The concept of Significant Digits arose from the need to keep uncertainty out of calculations. Let's consider a simple example to help understand why we need significant digits:

Suppose you ran a lap around the track every morning for 3 days and you recorded you times to be: 59s, 61s, and 58s. You made these measurements on your watch by keeping track of the where the second hand was when you started and where is was when it ended. Now suppose you wanted to know what your average time was--simply add the results and divide by the number of results:

59+61+58 = 178
178/3 = 59.33333333333333

I pasted the results of this calculation right from the computer's calculator, but clearly I wasn't able to measure that many decimal place from the second hand on my watch, so the calculation has added some uncertainty to my results. Below we'll learn more about how to use significant digits and see how are calculation will change.

### Identifying Significant Digits

1. Non-zero digits are always significant
• 47 has two significant digits
• 47.3 has three significant digits
2. Leading zero's are not significant, they simply are a product of the unit of measure you are using
• 0.00125 has three significant digits
3. Zero's placed between non-zero digits are always significant
• 1009 has four significant digits
• 0.01002 has four significant digits
4. Zero's after non-zero digits and after the decimal place are significant
• 1.20 has three significant digits
• 0.20 has two significant digits.
5. Zero's after non-zero digits but without a decimal place are ambigious
1. 130 has at least two significant digits, possibly three.
Rule number 5 can be a little confusing, so lets use an example to illustrate the point, let's say you were counting the minutes until something happened, but you only had a clock with an hour and minuet hand--no second hand. You watch the minuet hand move three times and then the event happens. So you know if was longer than three minuets but less than four minuets. No suppose you wanted to calculate the number of second that transpired.
3x60 = 180
In this example, the zero is not a significant digit because you can't say for certain that the event happened at 180 seconds. One way to eliminate the ambiguity from this is to use scientific notation, by writing 180 seconds as:
1.8 x 102
it is now clear that the measurement only has two significant digits.

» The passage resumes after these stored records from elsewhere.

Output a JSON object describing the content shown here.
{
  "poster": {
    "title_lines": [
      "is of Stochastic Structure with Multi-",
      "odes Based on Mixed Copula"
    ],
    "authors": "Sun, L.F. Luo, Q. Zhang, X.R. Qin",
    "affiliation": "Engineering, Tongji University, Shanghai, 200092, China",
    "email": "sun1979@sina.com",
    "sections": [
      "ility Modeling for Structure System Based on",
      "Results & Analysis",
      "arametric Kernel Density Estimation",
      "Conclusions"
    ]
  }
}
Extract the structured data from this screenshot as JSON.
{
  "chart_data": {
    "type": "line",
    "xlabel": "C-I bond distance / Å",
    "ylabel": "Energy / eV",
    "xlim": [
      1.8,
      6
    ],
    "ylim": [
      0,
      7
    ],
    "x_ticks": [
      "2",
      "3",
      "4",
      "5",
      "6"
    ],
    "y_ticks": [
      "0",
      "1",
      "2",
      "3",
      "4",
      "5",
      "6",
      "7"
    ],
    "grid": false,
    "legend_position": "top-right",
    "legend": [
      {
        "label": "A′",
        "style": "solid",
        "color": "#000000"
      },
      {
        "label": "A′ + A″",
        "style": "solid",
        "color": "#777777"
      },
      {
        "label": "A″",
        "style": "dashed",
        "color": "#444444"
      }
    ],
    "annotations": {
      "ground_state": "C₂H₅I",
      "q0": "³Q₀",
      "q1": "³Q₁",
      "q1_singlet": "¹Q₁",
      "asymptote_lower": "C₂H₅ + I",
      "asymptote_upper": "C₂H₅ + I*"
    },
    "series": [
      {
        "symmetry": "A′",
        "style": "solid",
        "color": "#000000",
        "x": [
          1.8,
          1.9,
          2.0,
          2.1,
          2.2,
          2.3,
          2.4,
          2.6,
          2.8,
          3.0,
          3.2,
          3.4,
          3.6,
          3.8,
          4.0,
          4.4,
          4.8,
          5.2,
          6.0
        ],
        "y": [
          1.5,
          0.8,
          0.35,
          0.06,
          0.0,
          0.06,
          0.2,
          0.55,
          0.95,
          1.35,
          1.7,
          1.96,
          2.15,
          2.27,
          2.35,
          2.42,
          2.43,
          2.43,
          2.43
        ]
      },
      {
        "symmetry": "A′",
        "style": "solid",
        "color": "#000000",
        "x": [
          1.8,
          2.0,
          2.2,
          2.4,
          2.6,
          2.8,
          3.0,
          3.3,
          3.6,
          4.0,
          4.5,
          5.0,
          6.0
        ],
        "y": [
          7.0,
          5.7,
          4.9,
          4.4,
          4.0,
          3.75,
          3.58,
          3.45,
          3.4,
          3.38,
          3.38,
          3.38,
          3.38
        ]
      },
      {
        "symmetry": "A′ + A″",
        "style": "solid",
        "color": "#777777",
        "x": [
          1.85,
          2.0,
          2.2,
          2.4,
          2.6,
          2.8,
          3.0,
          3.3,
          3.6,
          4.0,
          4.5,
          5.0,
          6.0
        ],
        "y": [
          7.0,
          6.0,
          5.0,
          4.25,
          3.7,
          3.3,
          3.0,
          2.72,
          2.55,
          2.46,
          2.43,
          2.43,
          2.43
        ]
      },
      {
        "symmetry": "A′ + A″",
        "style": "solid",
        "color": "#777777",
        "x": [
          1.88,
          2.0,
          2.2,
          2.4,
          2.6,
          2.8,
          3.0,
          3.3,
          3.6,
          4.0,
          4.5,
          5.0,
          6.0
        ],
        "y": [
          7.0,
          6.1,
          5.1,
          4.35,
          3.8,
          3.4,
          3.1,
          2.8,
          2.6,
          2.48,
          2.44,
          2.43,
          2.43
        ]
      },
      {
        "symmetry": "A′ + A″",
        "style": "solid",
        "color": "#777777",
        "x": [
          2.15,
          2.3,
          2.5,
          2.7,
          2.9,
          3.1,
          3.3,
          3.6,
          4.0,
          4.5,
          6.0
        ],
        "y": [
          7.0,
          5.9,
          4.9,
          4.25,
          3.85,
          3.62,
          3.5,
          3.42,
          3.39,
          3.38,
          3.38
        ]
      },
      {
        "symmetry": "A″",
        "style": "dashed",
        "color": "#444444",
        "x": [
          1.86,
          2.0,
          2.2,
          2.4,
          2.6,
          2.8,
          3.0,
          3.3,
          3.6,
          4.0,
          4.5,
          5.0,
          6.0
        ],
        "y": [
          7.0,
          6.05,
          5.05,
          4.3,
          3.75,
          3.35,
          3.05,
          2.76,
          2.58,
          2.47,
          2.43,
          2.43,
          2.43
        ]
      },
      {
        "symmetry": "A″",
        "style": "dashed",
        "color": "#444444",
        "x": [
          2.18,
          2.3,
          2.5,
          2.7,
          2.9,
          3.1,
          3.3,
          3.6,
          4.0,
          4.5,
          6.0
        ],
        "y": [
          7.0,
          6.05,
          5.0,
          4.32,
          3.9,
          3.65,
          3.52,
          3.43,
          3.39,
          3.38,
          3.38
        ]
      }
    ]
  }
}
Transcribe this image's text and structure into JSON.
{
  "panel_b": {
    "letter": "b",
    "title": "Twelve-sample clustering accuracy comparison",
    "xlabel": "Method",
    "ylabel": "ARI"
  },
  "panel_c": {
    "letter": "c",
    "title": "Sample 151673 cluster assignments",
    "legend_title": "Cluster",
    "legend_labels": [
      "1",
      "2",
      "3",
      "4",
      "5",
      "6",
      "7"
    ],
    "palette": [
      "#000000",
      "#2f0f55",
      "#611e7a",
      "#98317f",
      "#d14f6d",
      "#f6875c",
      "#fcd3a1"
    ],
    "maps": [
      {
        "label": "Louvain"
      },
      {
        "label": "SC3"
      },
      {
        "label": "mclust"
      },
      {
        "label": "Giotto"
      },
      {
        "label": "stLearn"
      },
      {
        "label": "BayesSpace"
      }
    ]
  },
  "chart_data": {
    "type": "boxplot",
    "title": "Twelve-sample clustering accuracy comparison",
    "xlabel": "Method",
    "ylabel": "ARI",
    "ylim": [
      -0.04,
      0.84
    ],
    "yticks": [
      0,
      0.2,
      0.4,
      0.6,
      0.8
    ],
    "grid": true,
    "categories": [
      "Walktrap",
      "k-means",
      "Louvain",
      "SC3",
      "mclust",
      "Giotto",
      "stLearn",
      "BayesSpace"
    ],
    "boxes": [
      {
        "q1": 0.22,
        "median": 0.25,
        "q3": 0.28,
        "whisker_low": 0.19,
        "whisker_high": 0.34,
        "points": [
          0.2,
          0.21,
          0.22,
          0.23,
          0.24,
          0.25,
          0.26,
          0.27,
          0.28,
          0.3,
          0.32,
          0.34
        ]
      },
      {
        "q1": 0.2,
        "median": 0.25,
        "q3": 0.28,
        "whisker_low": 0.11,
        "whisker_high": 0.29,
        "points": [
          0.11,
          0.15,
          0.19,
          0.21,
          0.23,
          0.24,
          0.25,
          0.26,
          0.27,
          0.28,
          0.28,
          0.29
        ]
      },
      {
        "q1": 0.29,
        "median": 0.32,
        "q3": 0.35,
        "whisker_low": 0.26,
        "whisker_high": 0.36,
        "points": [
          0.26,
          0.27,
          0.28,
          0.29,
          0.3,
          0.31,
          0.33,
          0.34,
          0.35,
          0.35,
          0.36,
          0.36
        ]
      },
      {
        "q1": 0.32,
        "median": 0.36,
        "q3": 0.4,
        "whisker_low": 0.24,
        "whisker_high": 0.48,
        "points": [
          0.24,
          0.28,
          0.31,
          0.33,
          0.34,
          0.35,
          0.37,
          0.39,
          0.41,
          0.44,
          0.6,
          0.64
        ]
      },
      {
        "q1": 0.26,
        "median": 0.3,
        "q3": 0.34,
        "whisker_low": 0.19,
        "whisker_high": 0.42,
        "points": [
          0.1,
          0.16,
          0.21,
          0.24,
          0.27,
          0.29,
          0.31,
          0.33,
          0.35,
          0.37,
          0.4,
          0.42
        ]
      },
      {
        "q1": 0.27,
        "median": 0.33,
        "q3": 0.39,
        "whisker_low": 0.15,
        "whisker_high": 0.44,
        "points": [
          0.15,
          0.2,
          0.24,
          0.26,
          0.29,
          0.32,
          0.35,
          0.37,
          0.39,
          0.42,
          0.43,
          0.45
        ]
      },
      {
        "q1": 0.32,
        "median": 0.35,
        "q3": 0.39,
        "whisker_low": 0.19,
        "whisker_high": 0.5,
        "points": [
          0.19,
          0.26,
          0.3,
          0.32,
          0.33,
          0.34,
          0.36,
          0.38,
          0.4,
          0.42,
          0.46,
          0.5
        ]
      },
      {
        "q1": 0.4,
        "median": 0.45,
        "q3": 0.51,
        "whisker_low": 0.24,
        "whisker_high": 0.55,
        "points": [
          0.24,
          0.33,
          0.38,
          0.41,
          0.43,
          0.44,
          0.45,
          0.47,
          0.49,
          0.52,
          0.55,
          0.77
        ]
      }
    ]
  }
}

### Significant Digits In Calculations

Since we can now identify the number of significant digits in a number, we will now learn how to determine the number of significant digits in a calculated number. There are two simple rules to remember:
1. During addition and subtraction, the calculated value should have the same number of decimal places as the input number with the least number of decimal places.
2. During multiplication and division, the calculated value should have the same number of significant digits and the input number with the least amount of significant digits.

3.2 + 1.23 + 2.453 = 6.883 => 6.9
Since the minimum number of decimal places in the input is 1 (3.2), the answer should have 1 decimal place also. We will round the value to 6.9

#### Subtraction Example

12.54 - 1.23 - 1 = 10.31 => 10
The input with the minimum number of decimal places in this example is 1 (0 decimal places), the answer should have zero decimal places.

#### Multiplication Example

47.3  * 12.23 = 578.479 => 578

#### Division Example

Let use our original example of trying to find our average lap time:
59+61+58 = 178
178/3 = 59.33333333333333 => 60
Since 3 only has 1 significant digit, out answer must only have 1 significant digit and we round up to 60.